The Third Cornerstone is sleep. Most Americans are chronically sleep deprived. We have moved our culture from one that respects natural light fluctuations to one that depends on electric light. Many people work at night—shift work—that alters their bodies’ biochemistry enough to greatly increase their breast cancer risk. Sleep should be simple. You’re tired, you sleep. But you have to make time and space for it. Eight hours really is the magic number. How do you get eight hours of sleep you ask? You have to make sleep a priority. Schedule it in. Clear out your bedroom of TV’s, computers, your PHONE, pets, children, spouses if necessary, and make your room a sanctuary. This is called good sleep hygiene. Daily exercise—Cornerstone #2—will also improve sleep. And stress management—Cornerstone #4—is paramount.

Stress management is a really big topic and I could spend hours talking with you about this. Stress pulls psychological, physiological, social, emotional, interpersonal, and spiritual issues into play, and the quality of stress is different for every individual. We all have different perceptions of stress and the ways we handle it. What is stressful to me may not be stressful to you and vice versa. We may not be able to control the thing that stresses us, but we can control our response to it. Learning to control your response to stress in a healthful way, that is stress management. Healthful ways include exercise, sleep, good nutrition, counseling, fun activities, craft work, music, etc. The point is to include these—whatever works for you—into your daily routine. Then work on changing your response—as they say, “Don’t sweat the small stuff.”

So why are the Four Cornerstones of Good Health so important? Why am I emphasizing these simple things over herbs or nutrients or medicines to prevent breast cancer or improve disease outcomes? Because these aspects of diet and lifestyle have the power to change your biochemical terrain. Your biochemical terrain is the metabolic soup that swirls around in your body and bathes your cells. It includes glucose, enzymes, hormones, neurotransmitters, inflammatory products, free radicals…And many of these biochemicals are growth factors for cancer. That’s right, these biochemicals can encourage a cancer to grow. Additionally, these biochemicals can change your genes.
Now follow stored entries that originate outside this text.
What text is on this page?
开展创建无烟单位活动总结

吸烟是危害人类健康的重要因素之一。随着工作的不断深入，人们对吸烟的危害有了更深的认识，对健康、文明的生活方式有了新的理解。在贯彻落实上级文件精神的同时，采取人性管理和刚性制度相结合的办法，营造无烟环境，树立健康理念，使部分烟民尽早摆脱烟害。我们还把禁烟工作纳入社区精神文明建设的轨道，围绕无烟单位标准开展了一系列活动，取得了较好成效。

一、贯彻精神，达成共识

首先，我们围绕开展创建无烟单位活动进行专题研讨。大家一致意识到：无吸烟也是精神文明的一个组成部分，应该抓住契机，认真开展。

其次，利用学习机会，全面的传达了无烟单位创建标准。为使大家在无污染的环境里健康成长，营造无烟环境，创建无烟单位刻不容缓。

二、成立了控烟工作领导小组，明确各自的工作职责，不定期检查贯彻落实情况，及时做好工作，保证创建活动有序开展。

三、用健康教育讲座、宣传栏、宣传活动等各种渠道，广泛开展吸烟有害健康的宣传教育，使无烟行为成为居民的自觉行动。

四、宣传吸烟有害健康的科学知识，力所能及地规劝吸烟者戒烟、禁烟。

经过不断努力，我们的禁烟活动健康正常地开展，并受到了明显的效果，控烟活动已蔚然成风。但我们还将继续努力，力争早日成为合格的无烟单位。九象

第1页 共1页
There are little on and off switches on your genes that are susceptible to this microenvironment around them. This is a new field of research called epigenetics, “on top of the genes,” and what scientists are finding is that the microenvironment is changeable.

The Komen organization recognizes and supports this field of research, along with the clinical trials that are evolving what we know about how breast cancer develops – and shaping the future of cancer care for patients everywhere.

Medicine recognizes that cancer is a metabolic disease. The focus in research is to target aspects of cancer metabolism to shut it down and kill the cancer. Bringing these research initiatives from bench to bedside, understanding the impact of biochemical terrain metabolism, and welcoming integrative approaches to cancer prevention—all supported by the Susan G. Komen Foundation—this is where integrative medicine and conventional medicine can meet and save lives.

Advancing breast cancer research in a collaborative fashion has been a priority for Komen since its very beginnings, in 1982. And today, Komen is the largest nonprofit funder of breast cancer research outside of the U.S. government, funding hundreds of research grants worldwide. And a few right here in the Puget Sound region, at our own research institutions.

We need these research initiatives because sometimes a patient with cancer has done all of the things I have been talking about. They’ve invested fully in diet, exercise, sleep, and stress management, and they STILL get cancer.  I would like to introduce to you a brave woman like this, a woman well known to the Komen community, a woman who thought she was doing all the right things and she still got breast cancer anyway. That woman is Kathy Bressler.